Although Esther was far removed from the community of her youth she was proud of her heritage and was an active member of the Icelandic Canadian Club of Toronto, with her husband serving terms as Treasurer and President. Over the years they hosted many visiting Icelanders. Her support and dedication was recognized by an honorary club membership and a citation from the Icelandic National League of North America.
When she and Harold traveled to Iceland they marveled at the dramatic volcanic landscape, magnificent waterfalls, quiet green valleys and abundant birdlife – and remarked about their stay at the Borg Hotel, the grandest place in Reykjavík, where coffee was served from the finest of silver in true continental elegance! Esther and Harold were longtime members of the Granite Club of Toronto as well as Timothy Eaton United Church.

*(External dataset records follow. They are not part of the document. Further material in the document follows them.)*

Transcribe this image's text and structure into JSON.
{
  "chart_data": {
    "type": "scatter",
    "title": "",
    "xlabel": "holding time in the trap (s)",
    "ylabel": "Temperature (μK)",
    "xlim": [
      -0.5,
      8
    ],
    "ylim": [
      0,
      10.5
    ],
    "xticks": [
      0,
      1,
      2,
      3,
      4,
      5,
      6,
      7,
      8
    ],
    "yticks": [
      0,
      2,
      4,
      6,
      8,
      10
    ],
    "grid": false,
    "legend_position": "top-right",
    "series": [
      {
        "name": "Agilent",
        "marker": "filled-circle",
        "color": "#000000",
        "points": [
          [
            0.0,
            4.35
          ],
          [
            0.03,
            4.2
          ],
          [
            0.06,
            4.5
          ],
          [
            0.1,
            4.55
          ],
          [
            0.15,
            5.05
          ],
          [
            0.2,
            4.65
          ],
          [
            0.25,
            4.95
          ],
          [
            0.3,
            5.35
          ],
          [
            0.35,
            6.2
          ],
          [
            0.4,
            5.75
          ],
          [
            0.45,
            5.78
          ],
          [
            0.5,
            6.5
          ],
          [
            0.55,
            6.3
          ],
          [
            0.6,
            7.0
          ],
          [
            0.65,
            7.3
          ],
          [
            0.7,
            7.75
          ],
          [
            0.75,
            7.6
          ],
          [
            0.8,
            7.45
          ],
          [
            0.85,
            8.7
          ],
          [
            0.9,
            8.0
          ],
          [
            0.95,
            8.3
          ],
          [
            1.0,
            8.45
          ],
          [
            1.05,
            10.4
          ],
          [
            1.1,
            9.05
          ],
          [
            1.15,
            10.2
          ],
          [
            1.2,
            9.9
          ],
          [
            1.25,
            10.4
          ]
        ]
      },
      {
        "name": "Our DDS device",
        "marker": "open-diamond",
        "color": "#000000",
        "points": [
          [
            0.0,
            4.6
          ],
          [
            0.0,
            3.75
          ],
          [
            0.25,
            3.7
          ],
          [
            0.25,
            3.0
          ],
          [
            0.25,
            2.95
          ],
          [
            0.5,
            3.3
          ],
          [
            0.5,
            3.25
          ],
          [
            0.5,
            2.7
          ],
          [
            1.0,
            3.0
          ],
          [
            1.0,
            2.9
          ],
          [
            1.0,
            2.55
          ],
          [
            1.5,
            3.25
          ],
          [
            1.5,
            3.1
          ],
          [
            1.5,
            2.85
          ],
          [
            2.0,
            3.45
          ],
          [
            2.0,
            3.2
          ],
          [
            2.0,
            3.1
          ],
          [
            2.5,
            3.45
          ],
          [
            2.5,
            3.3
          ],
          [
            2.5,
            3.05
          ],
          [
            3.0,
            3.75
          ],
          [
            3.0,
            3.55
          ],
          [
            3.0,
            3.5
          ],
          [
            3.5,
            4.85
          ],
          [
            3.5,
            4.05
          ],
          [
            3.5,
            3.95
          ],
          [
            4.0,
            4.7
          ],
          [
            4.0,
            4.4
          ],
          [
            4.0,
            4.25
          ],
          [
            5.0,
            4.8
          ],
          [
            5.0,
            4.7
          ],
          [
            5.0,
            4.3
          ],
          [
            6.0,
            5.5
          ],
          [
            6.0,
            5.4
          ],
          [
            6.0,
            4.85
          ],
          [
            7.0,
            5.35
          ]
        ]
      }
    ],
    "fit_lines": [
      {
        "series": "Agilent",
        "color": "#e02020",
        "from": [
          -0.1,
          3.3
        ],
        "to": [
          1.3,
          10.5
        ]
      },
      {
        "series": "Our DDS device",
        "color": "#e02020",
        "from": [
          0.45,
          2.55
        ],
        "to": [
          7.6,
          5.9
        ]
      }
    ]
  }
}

In later years, Esther was a resident at Christie Gardens Apartments & Care. She was predeceased by her brothers Val, Harold, Raymond and Randy, and is survived by her brother Herbert
(Mildred Lindsay) of Oakville, sister Christine of Toronto, as well as several nephews and nieces. She also leaves her children, Catherine Broughton (Dr. Joseph Marshall) of Thornhill; Thora Broughton (George Abonyi) and Alan (Heather Loucks) both of Ottawa, as well as grandchildren Adam, Alyssa and Erik Marshall, David and Benjamin Abonyi, and Sam and Avery Broughton. Esther was a very proud Canadian, who instilled a sense of civic duty and responsible citizenship into her family. One of her favourite instructional aphorisms to her children was “This above all: to thine own self be true. And it must follow, as the night the day, Thou canst not be false to any man…” She passed away May 8, 2008 and was laid to rest beside her beloved husband in Mt. Pleasant Cemetery, Toronto.